Die Deutsche AIDS-Stiftung ist seit ihrer Gründung 1987 in der Einzelhilfe dafür eingetreten HIV-positiven Menschen ein Mehr an Lebensqualität zu erfüllen, als durch die staatliche Grundsicherung abgedeckt wird. Hinzu kam Einzelhilfe in einmaligen, akuten Notsituationen (Verbesserung der Wohnung, Einrichtungsgegenstände, Erholungsreisen, Übernahme von Energiekosten etc.). Dank der neuen Therapien stieg seit 1996 die Überlebenszeit mit dem Virus. Damit aber auch die Zeit, die HIV-positive Menschen in Armut leben müssen. Die einmaligen Hilfen der Stiftung wurden immer öfter angefordert.

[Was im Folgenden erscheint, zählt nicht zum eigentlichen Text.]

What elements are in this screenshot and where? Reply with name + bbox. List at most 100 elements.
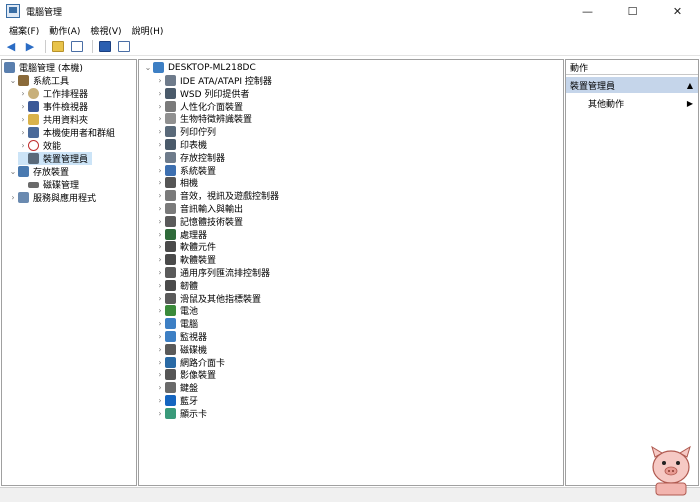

Mit der Möglichkeit der Kombinationstherapie hat sich die Gruppe der HIV-positiven Menschen ausdifferenziert. Einer großen Zahl HIV-Positiver geht es mit den Therapien gesundheitlich besser. Dieses Bild bestimmt die öffentliche Wahrnehmung. Im Verlauf der Therapie nimmt nach unserer Beobachtung und der der AIDS-Hilfen allerdings die Zahl von Nebenwirkungen und ersten Begleiterkrankungen bei HIV-positiven Menschen zu. Dies gilt vor allem für ältere Patienten. Sie können unsere individuellen Hilfsangebote nicht mehr annehmen und benötigen strukturelle Hilfe bzw. müssen Hilfsprojekte wie zum Beispiel begleitete Reisen in Anspruch. Zweitens benötigen vielen betroffene Menschen in Verlauf der Erkrankung medizinische Hilfen und Hilfsmittel, zu denen sie Eigenanteile leisten sollen. Dies ist ihnen oft nicht möglich. Die Antragszahlen und Bewilligungen zu diesen Notlagen sind seit 2004 kontinuierlich gestiegen.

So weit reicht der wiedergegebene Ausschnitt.